Passando de um polo a outro, Euclides da Cunha, no seu “À Margem da História”, fez uma síntese das diferenças fundamentais entre o Brasil e Argentina. Disse Euclides que o progresso argentino adveio de suas estradas de ferro, enquanto as nossas ferrovias foram consequência do nosso progresso.

Para o genial escritor fluminense, no caso argentino, o “alóctone mudou de hemisfério sem mudar de latitudes”. Já em termos brasileiros, “para vencermos a terra houvemos que formar até o homem capaz de a conhecer – criando-se à margem dela, com as suas rudezas e suas energias revoltas – por maneira a talhar-se um tipo mestiço e inteiramente novo do ‘bandeirante’, a figura excepcional do homem que se fez bárbaro para estradar o deserto, abrindo as primeiras trilhas do progresso.”

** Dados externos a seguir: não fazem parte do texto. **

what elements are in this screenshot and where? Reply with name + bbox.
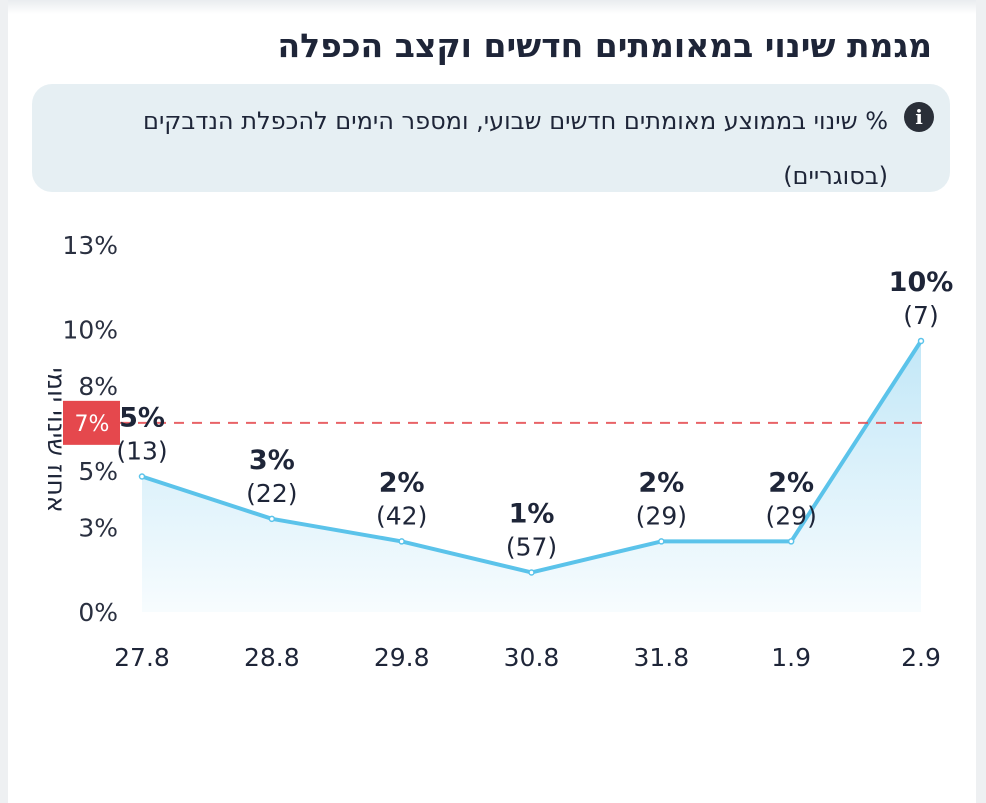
data-label-percent: 1% [509,498,555,529]
info-icon[interactable]: i [904,102,934,132]
chart-subtitle: % שינוי בממוצע מאומתים חדשים שבועי, ומספ… [143,107,888,190]
x-tick-label: 30.8 [504,643,560,672]
data-point [658,538,665,545]
data-point [138,473,146,480]
x-tick-label: 31.8 [633,643,689,672]
chart-card: מגמת שינוי במאומתים חדשים וקצב הכפלה i %… [8,0,976,803]
data-point [528,569,535,576]
data-label-doubling-days: (29) [766,501,817,530]
chart-title: מגמת שינוי במאומתים חדשים וקצב הכפלה [277,26,933,65]
x-tick-label: 29.8 [374,643,430,672]
data-label-doubling-days: (22) [246,479,297,508]
data-label-percent: 2% [768,467,814,498]
data-label-percent: 3% [249,445,295,476]
x-tick-label: 2.9 [901,643,941,672]
data-point [787,538,795,545]
y-tick-label: 13% [62,231,118,260]
x-tick-label: 28.8 [244,643,300,672]
y-tick-label: 10% [62,316,118,345]
data-label-doubling-days: (7) [903,301,938,330]
y-tick-label: 8% [78,372,118,401]
x-tick-label: 27.8 [114,643,170,672]
data-label-percent: 10% [889,267,954,298]
y-tick-label: 3% [78,513,118,542]
data-point [398,538,405,545]
y-tick-label: 0% [78,598,118,627]
data-label-doubling-days: (29) [636,501,687,530]
data-point [268,515,276,523]
data-point [917,337,925,345]
y-tick-label: 5% [78,457,118,486]
data-label-percent: 2% [379,467,425,498]
data-label-percent: 2% [638,467,684,498]
subtitle-box: i % שינוי בממוצע מאומתים חדשים שבועי, ומ… [32,84,950,192]
threshold-badge [63,400,120,445]
y-axis-label: אחוז שינוי יומי [42,367,71,512]
threshold-label: 7% [75,412,110,437]
data-label-percent: 5% [119,402,165,433]
area-fill [142,340,921,612]
data-label-doubling-days: (42) [376,501,427,530]
x-tick-label: 1.9 [771,643,811,672]
data-label-doubling-days: (13) [116,436,167,465]
data-label-doubling-days: (57) [506,532,557,561]
top-bar [8,0,976,14]
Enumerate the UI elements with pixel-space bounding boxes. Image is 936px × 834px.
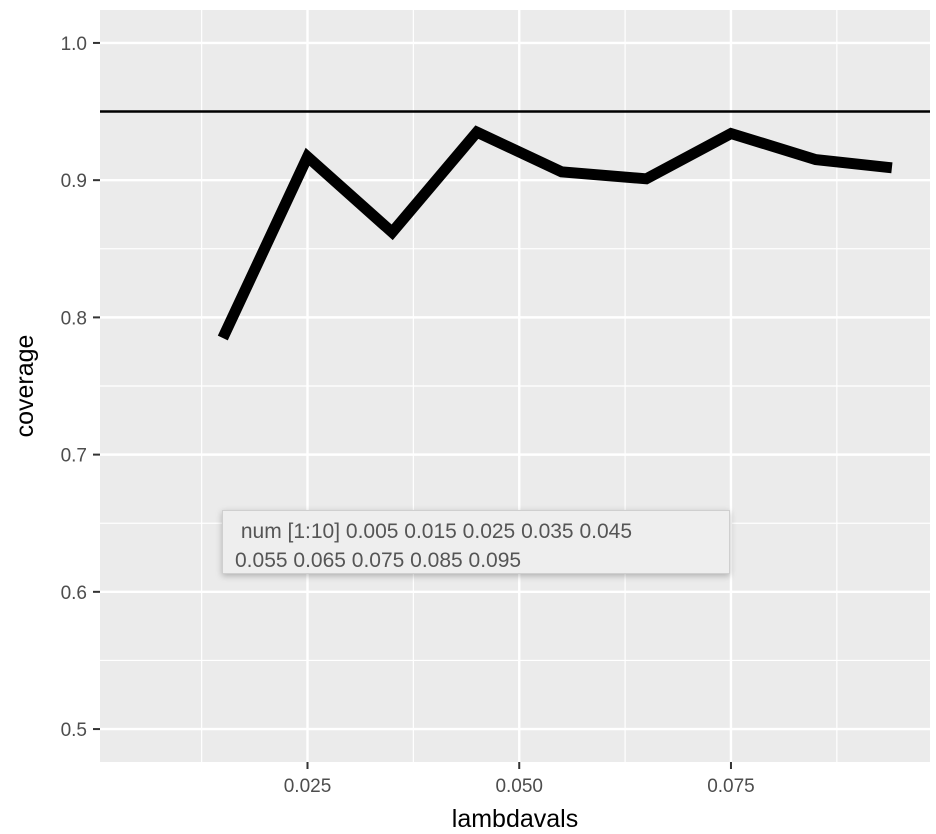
y-tick-label: 0.8 [61,308,87,329]
x-axis-title: lambdavals [452,805,578,833]
x-tick-label: 0.025 [284,776,332,797]
value-tooltip: num [1:10] 0.005 0.015 0.025 0.035 0.045… [222,510,730,574]
y-tick-label: 0.5 [61,720,87,741]
x-axis: 0.025 0.050 0.075 [284,762,755,797]
x-tick-label: 0.075 [707,776,755,797]
x-tick-label: 0.050 [495,776,543,797]
y-tick-label: 1.0 [61,34,87,55]
y-axis-title: coverage [11,335,39,438]
y-axis: 0.5 0.6 0.7 0.8 0.9 1.0 [61,34,100,741]
y-tick-label: 0.9 [61,171,87,192]
y-tick-label: 0.6 [61,583,87,604]
y-tick-label: 0.7 [61,446,87,467]
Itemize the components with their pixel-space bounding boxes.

Dotado do verdadeiro espírito americanista, isto é, congraçamento dos povos líbero-americanos através do mútuo conhecimento, Euclides da Cunha fixou-se nas reflexões sobre a capacidade integracionista do sistema ferroviário argentino.

No princípio do século XX era a malha ferroviária dos argentinos a décima do mundo. Dentre as vias férreas do país vizinho, destacou Euclides a “The Buenos Ayres and Rosario Railway”, que se conectava com a “Central Norte” que chegando a Jujuy no extremo noroeste argentino, entrava na Bolívia por La Quiaca.

Esta linha fazia parte da “Pan American Railway”, cujo projeto havia sido apresentado na Conferência de Washington, realizada em 1889.

Com o avanço dos trilhos da “Central Norte” pelo território boliviano a partir de 1900, Euclides da Cunha imaginava que em cinco anos dois trechos da sonhada estrada de ferro Pan-americana poderiam estar concluídos, ligando Buenos Ayres à Lá Paz e a capital boliviana à Lima, no Peru.

Mas eis que entrou em cena a abertura do Canal do Panamá. Os países andinos rapidamente voltaram-se para ele na esperança de fazerem escoar os seus produtos no rumo do mercado europeu de maneira mais rápida, cômoda e barata. Para o autor de “À Margem da História” a Argentina acabou sendo a grande prejudicada com a abertura do mencionado canal. O sonho da ferrovia Pan-americana não chegou a dar os frutos desejados.

O nosso sistema ferroviário foi, em grande parte, idealizado e posto em prática durante o período monárquico.

No alvorar da República Euclides da Cunha vislumbrou três ferrovias de indubitável índole integracionista. Eram elas: A Madeira – Mamoré, a São Paulo ao Rio Grande e a Noroeste do Brasil.

A primeira poria em contato direto o departamento boliviano do Beni com o porto de Belém do Pará. Porém, apesar dos sacrifícios humanos e financeiros, ela não chegou a cumprir totalmente o seu itinerário e hoje não passa de reminiscência sintetizada em modesto museu em Porto Velho, Rondônia.

A segunda fazia parte de um projeto ferroviário transbrasiliano e pretendia que seus trilhos chegassem ao Paraguai, ao Uruguai por Santana do Livramento e Rivera e à Argentina, por Uruguaiana. Mas tal projeto integracionista somente se realizaria com o processo de rodoviarização no Cone Sul.

A terceira que partindo de Bauru, SP. dirigia-se a Corumbá, MS. Tinha intenções de atrair o comércio do sudeste boliviano e do norte paraguaio, mas nunca ultrapassou o território brasileiro.